Monto connections are magic
In the historic Queensland town of Monto (Bailai, Gooreng Gooreng, Gurang and Taribelang Country), the moon plays a leading role in its legends.
Coming in threes, one story about the naming of nearby Three Moon Creek, tells of a drover who went to fill his billy can at the creek and saw the moon overhead, as well as reflected in the water and his bucket.
In another version of the lunar legend, graziers who relied on First Peoples workers to help with their farms would tell them to come back in ‘three moons’ to avoid confusion around different ways of telling time.
And then there’s the modern tale of the three moons connected to the nbn™ network – the Monto Three Moon Motel, that is.
Monto, get connected
Three Moon Motel
Simone and Geoff Downie bought the Monto Three Moon Motel back in 2007 and say it’s been a joy to meet so many wonderful people who have visited the town.
With farming and rural backgrounds, country hospitality is in their blood, says Simone.
“Our main goal is to provide excellent service with friendly, country style accommodation. We want our guests to feel at home while they enjoy their stay in Monto.”
And good quality, high speed broadband has made life easier for their business, says Simone.
In addition to ‘standard’ offerings like their check-in service, phones and Wi-Fi, services over the nbn™ network have helped to enable some unexpected advantages for customers.
“For example, with the help of the nbn™ network, we introduced smart TVs into our rooms, meaning our guests can access their own streaming services, like Netflix, for when they are relaxing in their rooms at night.*
“This is a really attractive extra service for those guests, especially those with kids, who just want to relax at night with a movie or the latest episodes of their favourite series.”
If their customers are happy, then so are Simone and Geoff.

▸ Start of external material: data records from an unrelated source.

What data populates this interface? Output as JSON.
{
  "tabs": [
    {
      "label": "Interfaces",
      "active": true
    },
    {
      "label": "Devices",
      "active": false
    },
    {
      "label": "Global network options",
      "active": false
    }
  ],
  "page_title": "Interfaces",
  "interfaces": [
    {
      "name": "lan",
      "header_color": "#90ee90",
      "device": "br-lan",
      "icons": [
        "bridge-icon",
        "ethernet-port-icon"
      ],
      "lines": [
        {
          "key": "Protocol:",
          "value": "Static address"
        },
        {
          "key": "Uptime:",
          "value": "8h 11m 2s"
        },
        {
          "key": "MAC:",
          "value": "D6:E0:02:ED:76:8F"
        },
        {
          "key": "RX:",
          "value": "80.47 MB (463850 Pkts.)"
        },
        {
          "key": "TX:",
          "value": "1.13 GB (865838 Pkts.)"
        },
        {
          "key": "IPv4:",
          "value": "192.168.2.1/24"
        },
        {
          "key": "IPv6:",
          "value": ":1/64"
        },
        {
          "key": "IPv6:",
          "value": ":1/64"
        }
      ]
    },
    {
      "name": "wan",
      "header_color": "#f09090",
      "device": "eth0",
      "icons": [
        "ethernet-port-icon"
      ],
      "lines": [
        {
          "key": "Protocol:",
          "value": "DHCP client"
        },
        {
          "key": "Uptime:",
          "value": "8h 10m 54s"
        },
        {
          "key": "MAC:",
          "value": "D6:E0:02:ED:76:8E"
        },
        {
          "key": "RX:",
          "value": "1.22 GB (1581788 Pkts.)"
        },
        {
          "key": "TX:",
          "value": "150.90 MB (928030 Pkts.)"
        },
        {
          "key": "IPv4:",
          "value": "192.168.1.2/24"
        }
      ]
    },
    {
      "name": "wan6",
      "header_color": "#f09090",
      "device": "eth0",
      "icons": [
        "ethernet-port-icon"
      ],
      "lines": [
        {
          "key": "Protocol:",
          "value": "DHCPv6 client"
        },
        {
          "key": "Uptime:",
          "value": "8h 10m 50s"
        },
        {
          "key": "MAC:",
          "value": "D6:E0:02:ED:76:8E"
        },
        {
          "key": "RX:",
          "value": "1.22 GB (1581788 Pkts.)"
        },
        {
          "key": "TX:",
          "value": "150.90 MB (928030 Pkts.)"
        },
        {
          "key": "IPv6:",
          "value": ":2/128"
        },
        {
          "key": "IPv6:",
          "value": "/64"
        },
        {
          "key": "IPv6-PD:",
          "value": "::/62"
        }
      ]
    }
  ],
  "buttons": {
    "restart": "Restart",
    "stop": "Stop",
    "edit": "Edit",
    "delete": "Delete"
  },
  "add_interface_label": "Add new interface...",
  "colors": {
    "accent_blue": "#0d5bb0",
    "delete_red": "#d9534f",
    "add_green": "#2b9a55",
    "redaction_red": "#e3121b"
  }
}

“Cheaper and more flexible than pay-per-view models, letting our guests pick their own shows, using the same streaming services as they use at home makes things familiar, easier and more comfortable for them.”
Simone and Geoff also encourage their guests to get out and about to enjoy some of the area’s many other attractions. Because the one thing everyone seems to agree on – whether they’re a local, visitor or regular guest – is Monto is magic.
Just like the legend has three moons, Monto is a town of three nbn™ access technologies, says Damon Cavalchini, Community Engagement Manager for Wide Bay Burnett and Surrounds at nbn.
“Monto is a fusion of technology and history,” says Damon.
“It’s great to see residents, businesses and visitors alike making the most of connectivity to enjoy everything that magic Monto has to offer.
“We’re in a wonderful connected world where everything – from maps, to recommendations on where to get the best local coffee – is being shared on the web.”
You might say it’s the modern way to share local legends.
Focusing locally for locals
nbn™ Local is focused on strengthening our commitment to regional Australia, and boosting efforts to lift the digital capability of regional and remote areas across the country.
Just some of the ways we’re strengthening our commitment to regional Australia include:
- investing more than $2 billion in improving nbn's infrastructure in regional Australia to help homes and businesses in these areas access higher wholesale broadband speeds and greater network capabilities
- providing localised solutions for a network better suited to regional Australia through our on-the-ground teams working within regional communities
- working with industry groups to enhance what's possible in the fields of education, healthcare, agriculture, tourism and more
More about Monto
Built in 1924, Monto was the first town in Queensland to be built under a town plan. Located 200 kilometres west of Bundaberg, it’s now a popular tourism destination, as well as home to traditional industries like agriculture and timber.
Once a leading part of the North Burnett dairy industry, with more than 400 dairy farms supplying milk to the local factory, there are now fewer than five dairy farms left.
Instead, the town has reinvented itself with a focus on tourism, hospitality and culture.
Gorgeous murals that decorate local grain silos and the town’s water tower are a key attraction, part of the thriving North Burnett Art Trail, along with beautiful forests and colourful dairy cow statues that share the town’s secrets with locals and visitors alike.
The surrounding villages are also rich in history, culture and natural beauty, enticing families, grey nomads and anyone looking to escape the busy city to enjoy the serenity of a more relaxed lifestyle.